Wenn ihr also schon Parteieigentum auflösen wollt, hätte Proudhon den Treuhändern gesagt, dann verteilt es gefälligst an die, die dafür vierzig Jahre geschuftet haben - und ohne Umweg über den Staat! Denn: „Wer hat das Recht, sie (die sozialisierten Ländereien, d. Red.) zu verkaufen? Selbst wenn das Volk Eigentümer wäre, kann die jetzige Generation die kommende aus ihrem Besitz verweisen?
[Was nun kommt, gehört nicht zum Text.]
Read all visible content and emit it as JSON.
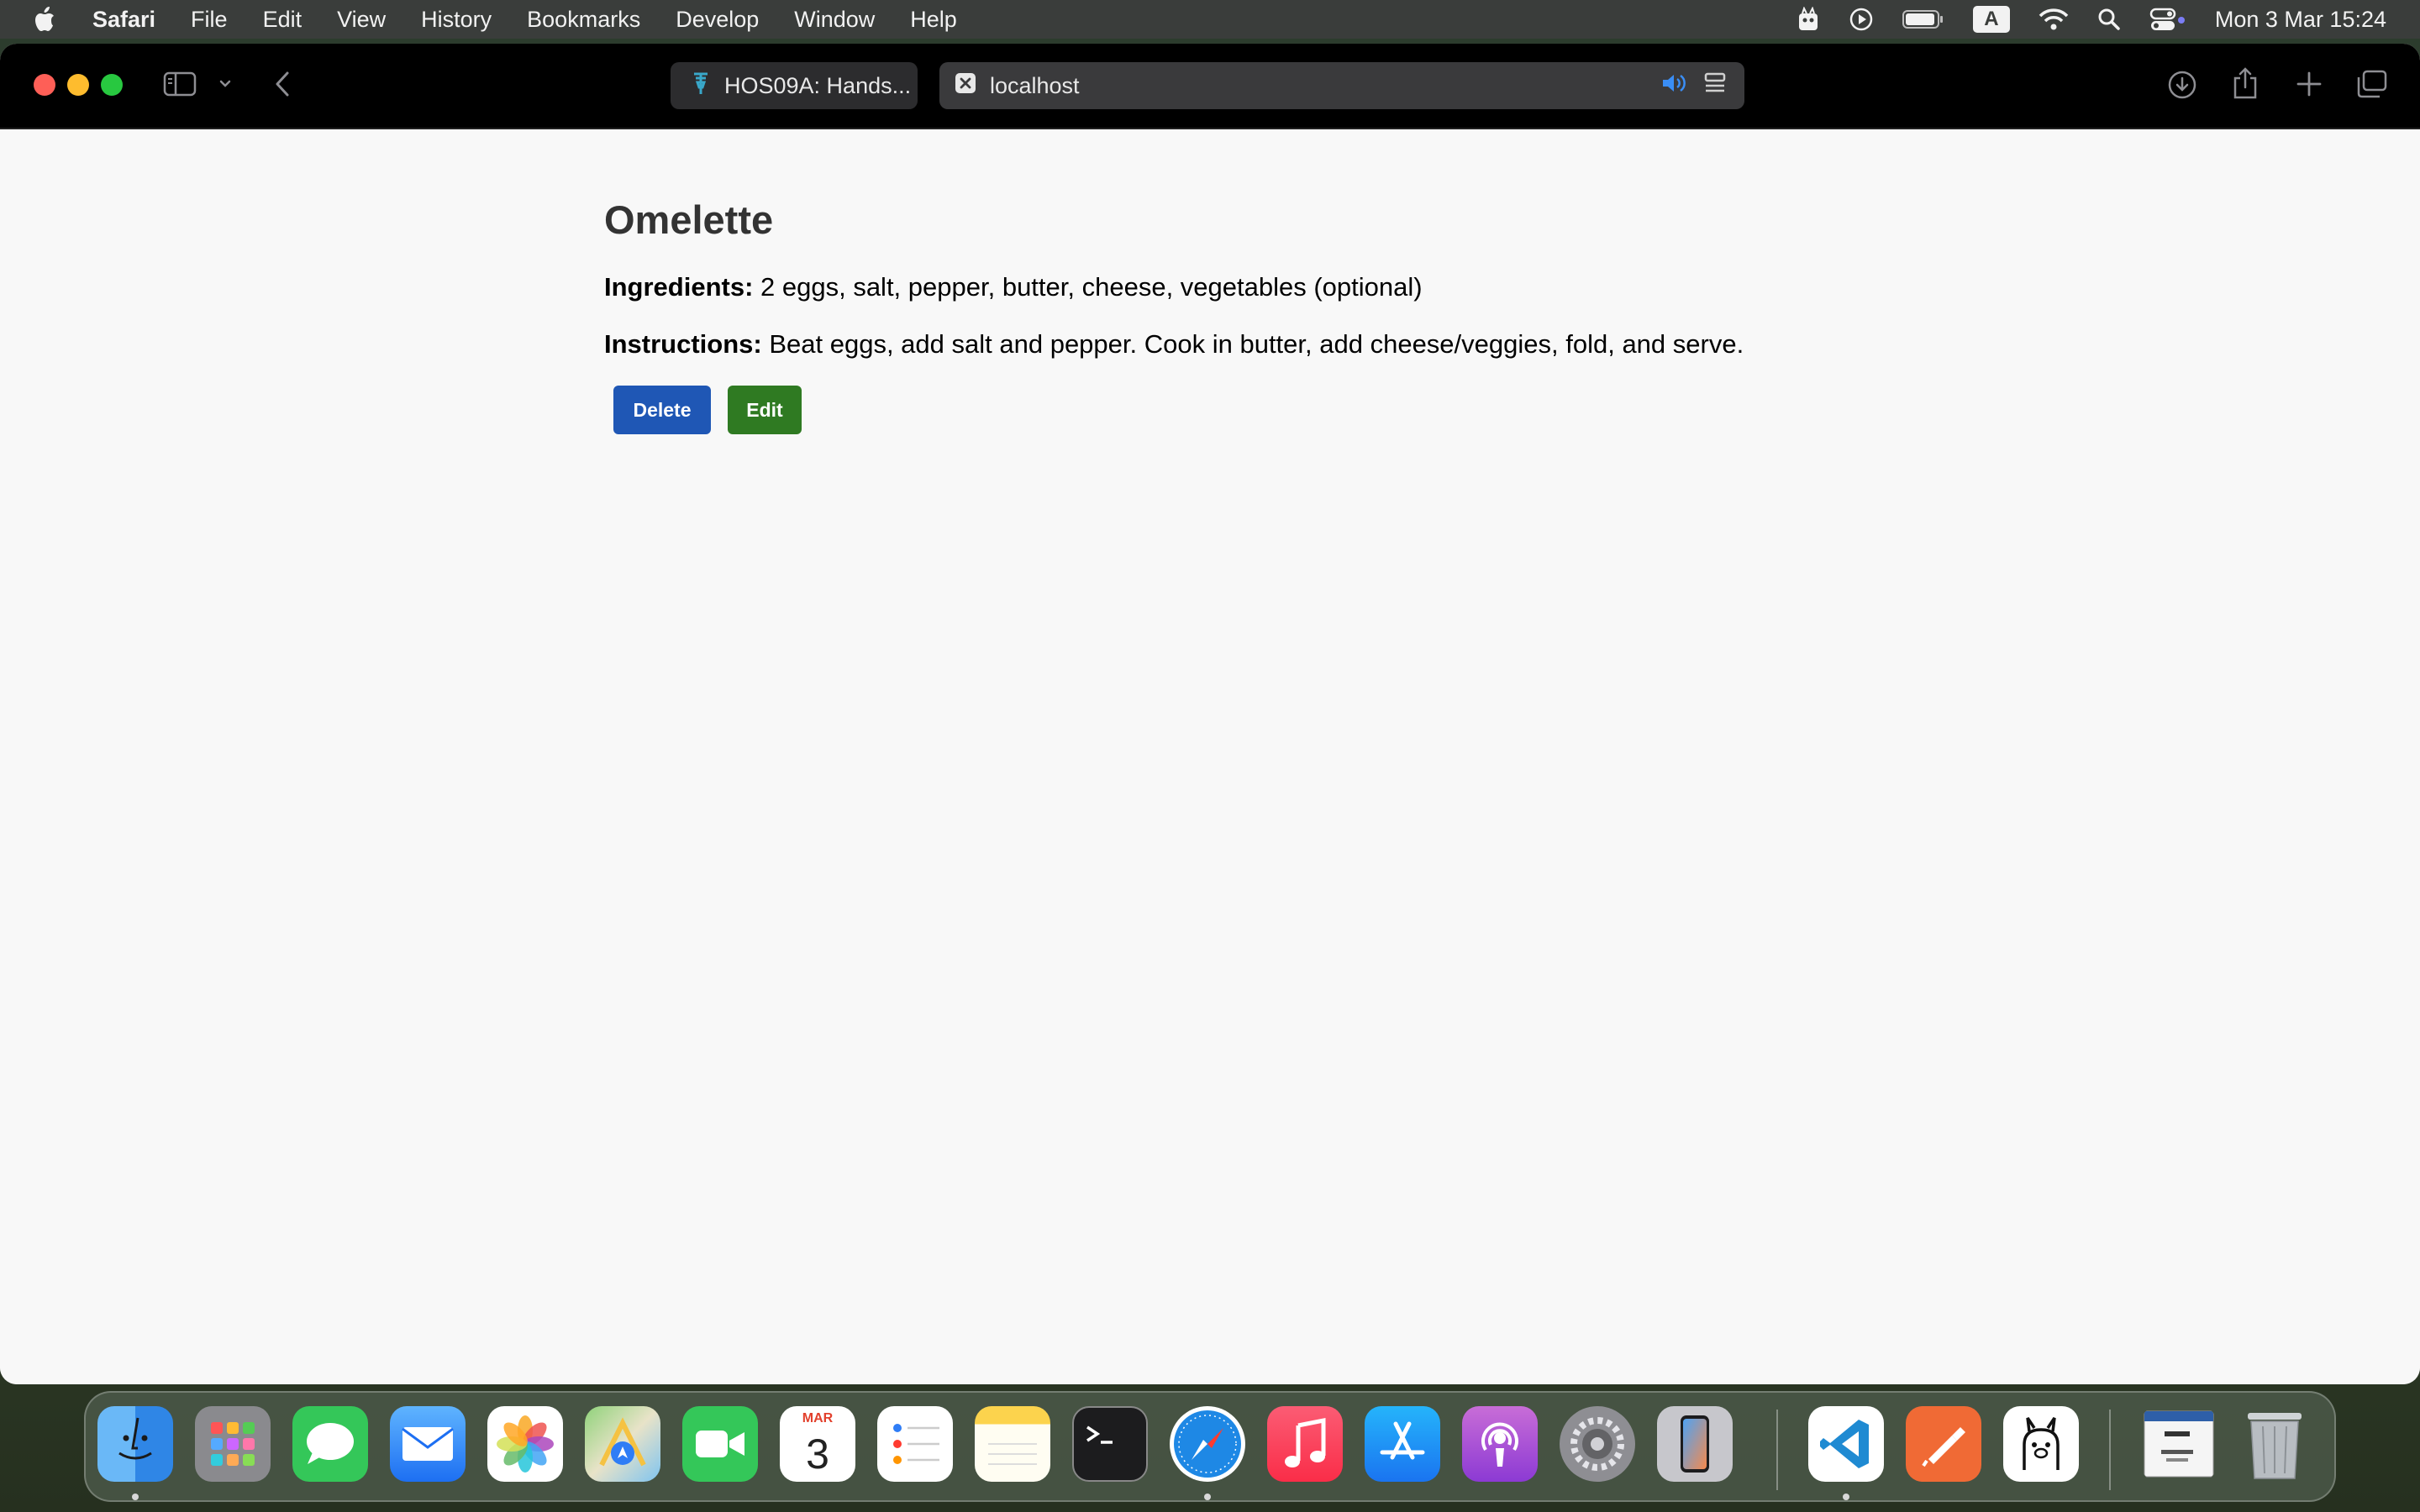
{
  "menubar": {
    "app_name": "Safari",
    "items": [
      "File",
      "Edit",
      "View",
      "History",
      "Bookmarks",
      "Develop",
      "Window",
      "Help"
    ],
    "input_source": "A",
    "clock": "Mon 3 Mar  15:24"
  },
  "browser": {
    "tabs": [
      {
        "title": "HOS09A: Hands...",
        "icon": "site-favicon-icon"
      },
      {
        "title": "localhost",
        "icon": "close-tab-icon"
      }
    ]
  },
  "recipe": {
    "title": "Omelette",
    "ingredients_label": "Ingredients:",
    "ingredients": " 2 eggs, salt, pepper, butter, cheese, vegetables (optional)",
    "instructions_label": "Instructions:",
    "instructions": " Beat eggs, add salt and pepper. Cook in butter, add cheese/veggies, fold, and serve.",
    "delete_label": "Delete",
    "edit_label": "Edit"
  },
  "dock": {
    "calendar_month": "MAR",
    "calendar_day": "3",
    "apps": [
      "Finder",
      "Launchpad",
      "Messages",
      "Mail",
      "Photos",
      "Maps",
      "FaceTime",
      "Calendar",
      "Reminders",
      "Notes",
      "Terminal",
      "Safari",
      "Music",
      "App Store",
      "Podcasts",
      "System Settings",
      "iPhone Mirroring",
      "Visual Studio Code",
      "Postman",
      "Ollama",
      "Document",
      "Trash"
    ]
  },
  "colors": {
    "delete_button": "#1f57b5",
    "edit_button": "#2f7a22",
    "toolbar": "#000000",
    "page_background": "#f8f8f8"
  }
}
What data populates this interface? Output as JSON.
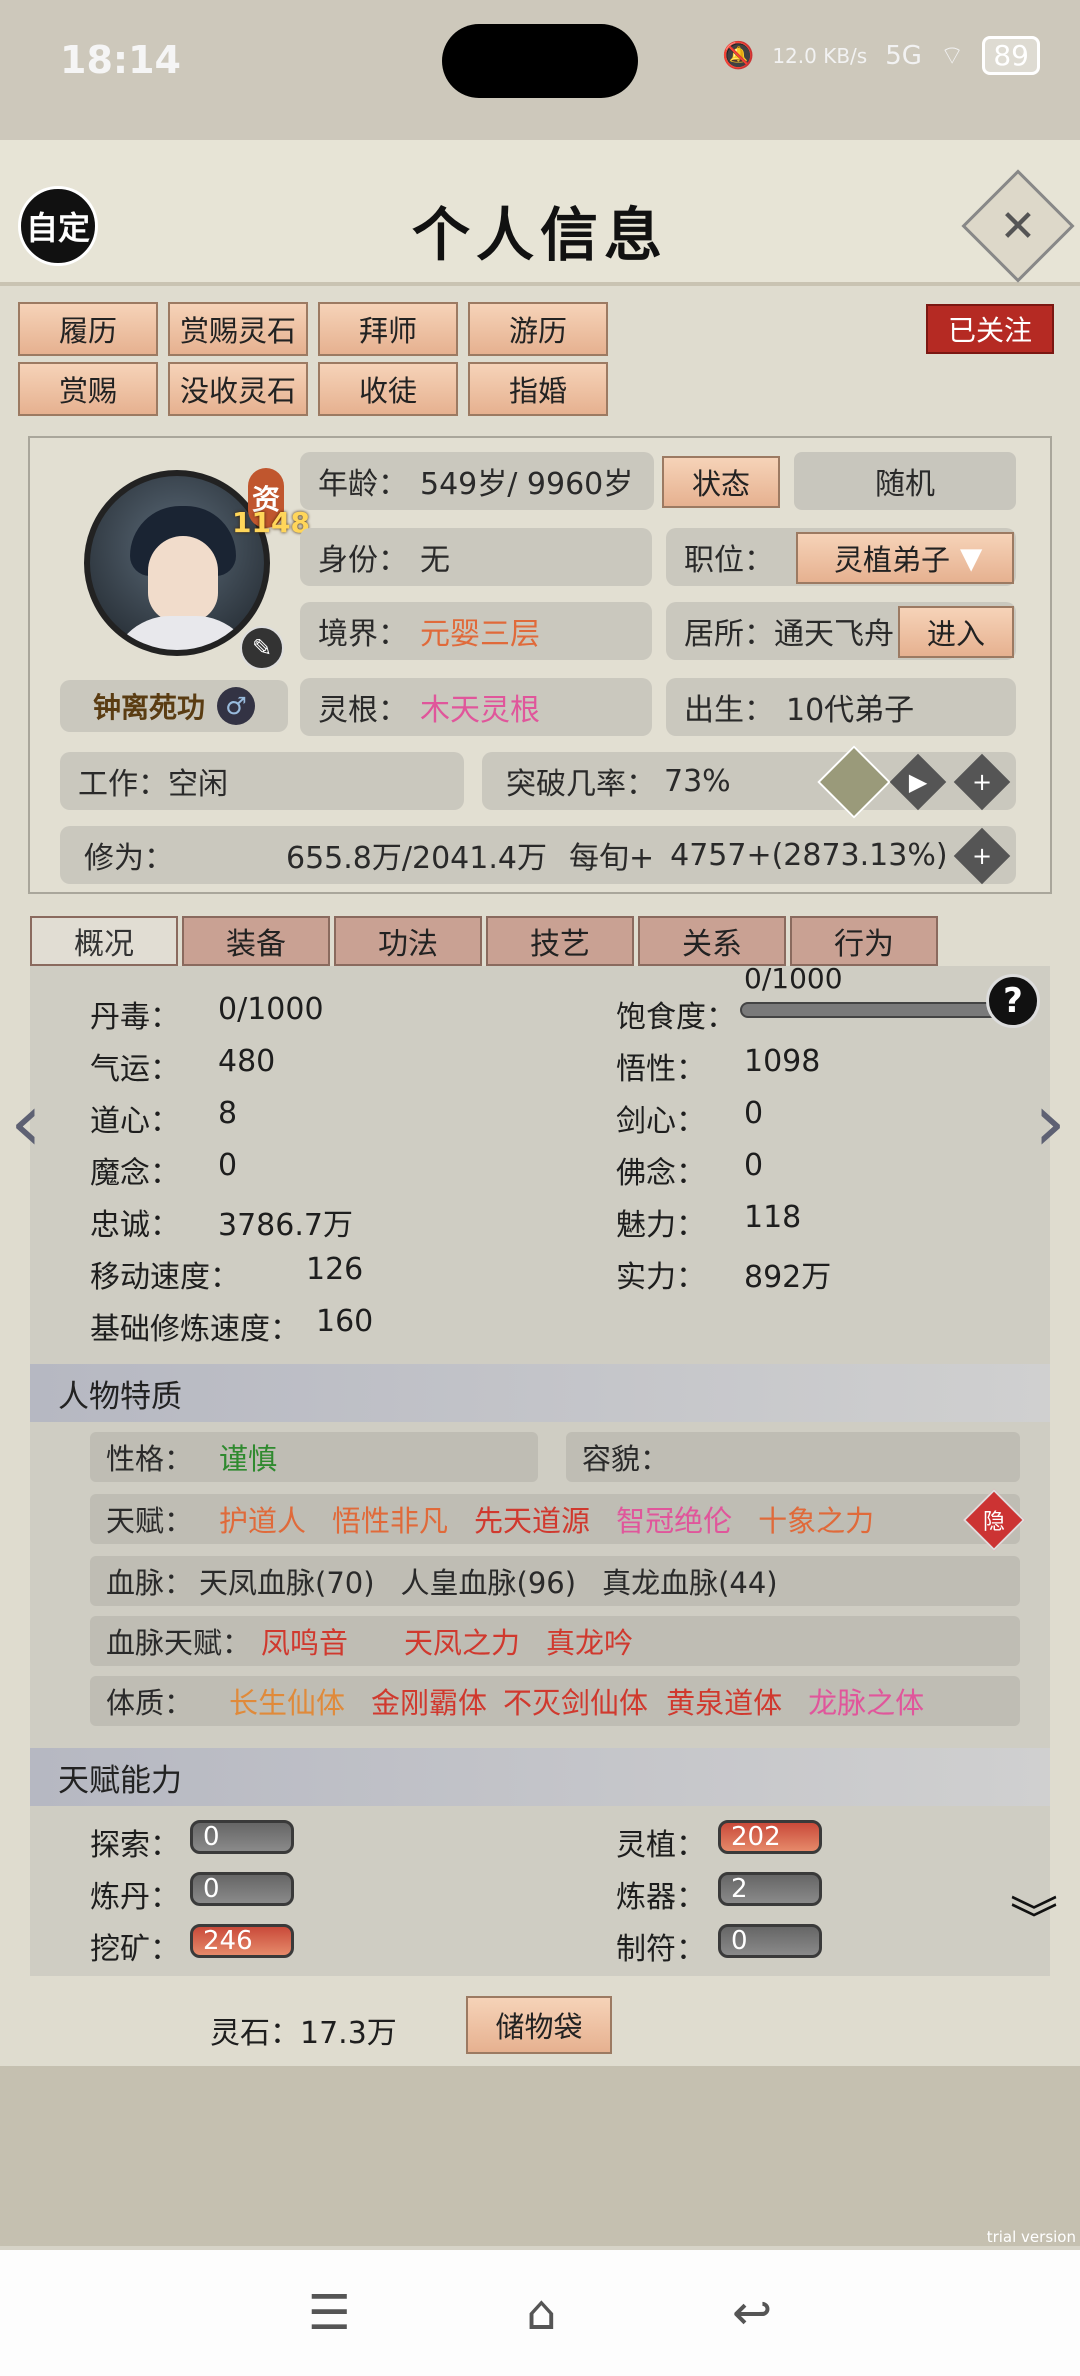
{
  "status_bar": {
    "time": "18:14",
    "network_speed": "12.0 KB/s",
    "signal": "5G",
    "battery": "89"
  },
  "header": {
    "custom_label": "自定",
    "title": "个人信息"
  },
  "actions": {
    "row1": [
      "履历",
      "赏赐灵石",
      "拜师",
      "游历"
    ],
    "row2": [
      "赏赐",
      "没收灵石",
      "收徒",
      "指婚"
    ],
    "follow_label": "已关注"
  },
  "profile": {
    "zi_label": "资",
    "zi_value": "1148",
    "name": "钟离苑功",
    "gender_symbol": "♂",
    "age_label": "年龄：",
    "age_value": "549岁/ 9960岁",
    "status_button": "状态",
    "random_button": "随机",
    "identity_label": "身份：",
    "identity_value": "无",
    "position_label": "职位：",
    "position_value": "灵植弟子",
    "realm_label": "境界：",
    "realm_value": "元婴三层",
    "residence_label": "居所：",
    "residence_value": "通天飞舟",
    "enter_button": "进入",
    "root_label": "灵根：",
    "root_value": "木天灵根",
    "birth_label": "出生：",
    "birth_value": "10代弟子",
    "work_label": "工作：",
    "work_value": "空闲",
    "breakthrough_label": "突破几率：",
    "breakthrough_value": "73%",
    "cultivation_label": "修为：",
    "cultivation_value": "655.8万/2041.4万",
    "per_turn_label": "每旬+",
    "per_turn_value": "4757+(2873.13%)"
  },
  "tabs": [
    "概况",
    "装备",
    "功法",
    "技艺",
    "关系",
    "行为"
  ],
  "stats_left": [
    {
      "label": "丹毒：",
      "value": "0/1000"
    },
    {
      "label": "气运：",
      "value": "480"
    },
    {
      "label": "道心：",
      "value": "8"
    },
    {
      "label": "魔念：",
      "value": "0"
    },
    {
      "label": "忠诚：",
      "value": "3786.7万"
    },
    {
      "label": "移动速度：",
      "value": "126"
    },
    {
      "label": "基础修炼速度：",
      "value": "160"
    }
  ],
  "stats_right": [
    {
      "label": "饱食度：",
      "value": "0/1000"
    },
    {
      "label": "悟性：",
      "value": "1098"
    },
    {
      "label": "剑心：",
      "value": "0"
    },
    {
      "label": "佛念：",
      "value": "0"
    },
    {
      "label": "魅力：",
      "value": "118"
    },
    {
      "label": "实力：",
      "value": "892万"
    }
  ],
  "help_symbol": "?",
  "traits": {
    "header": "人物特质",
    "personality_label": "性格：",
    "personality_value": "谨慎",
    "appearance_label": "容貌：",
    "talent_label": "天赋：",
    "talents": [
      "护道人",
      "悟性非凡",
      "先天道源",
      "智冠绝伦",
      "十象之力"
    ],
    "hide_label": "隐",
    "bloodline_label": "血脉：",
    "bloodlines": [
      "天凤血脉(70)",
      "人皇血脉(96)",
      "真龙血脉(44)"
    ],
    "bloodline_talent_label": "血脉天赋：",
    "bloodline_talents": [
      "凤鸣音",
      "天凤之力",
      "真龙吟"
    ],
    "physique_label": "体质：",
    "physiques": [
      "长生仙体",
      "金刚霸体",
      "不灭剑仙体",
      "黄泉道体",
      "龙脉之体"
    ]
  },
  "abilities": {
    "header": "天赋能力",
    "items": [
      {
        "label": "探索：",
        "value": "0"
      },
      {
        "label": "灵植：",
        "value": "202"
      },
      {
        "label": "炼丹：",
        "value": "0"
      },
      {
        "label": "炼器：",
        "value": "2"
      },
      {
        "label": "挖矿：",
        "value": "246"
      },
      {
        "label": "制符：",
        "value": "0"
      }
    ]
  },
  "footer": {
    "spirit_stone": "灵石：17.3万",
    "storage_button": "储物袋",
    "watermark": "trial version"
  },
  "colors": {
    "accent_red": "#b52a23",
    "peach_button": "#f0c8a8",
    "orange_text": "#e06a3a",
    "pink_text": "#e0569b",
    "green_text": "#2f8a2f"
  }
}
Das Volk besitzt als Nießbraucher; die Regierung regiert, überwacht, beschützt und vollzieht die Handlungen der verteilenden Gerechtigkeit; und wenn sie auch den Boden abtritt, so kann sie nur seinen Gebrauch überlassen; sie hat nicht das Recht, irgend etwas zu verkaufen oder zu veräußern.“ Weg mit Bitterfeld - her mit ein, zwei, drei, ganz vielen Netzwerken der Klitschen und Anti-Kombinate!

Nach 250 großformatigen Seiten besteht kein Zweifel mehr: „Ich habe die mir gestellte Aufgabe vollendet; das Eigentum ist besiegt und wird sich nie wieder erheben. Überall, wo diese Schrift gelesen und verbreitet wird, wird der Samen für den Tod des Eigentums gelegt. (...) Also werden sie sich in einer unerschütterlichen Bruderschaft vereinen, Große und Kleine, Gelehrte und Unwissende, Reiche und Arme; und alle zusammen werden sie die neue Hymne singen und Dir Deinen Altar errichten, Gott der Freiheit und der Gleichheit!“ Die Gelehrten der Akademie von Besan?on errichteten allerdings zunächst eine einstweilige Verfügung und ein Publikationsverbot. Am 24. August, vor 150 Jahren.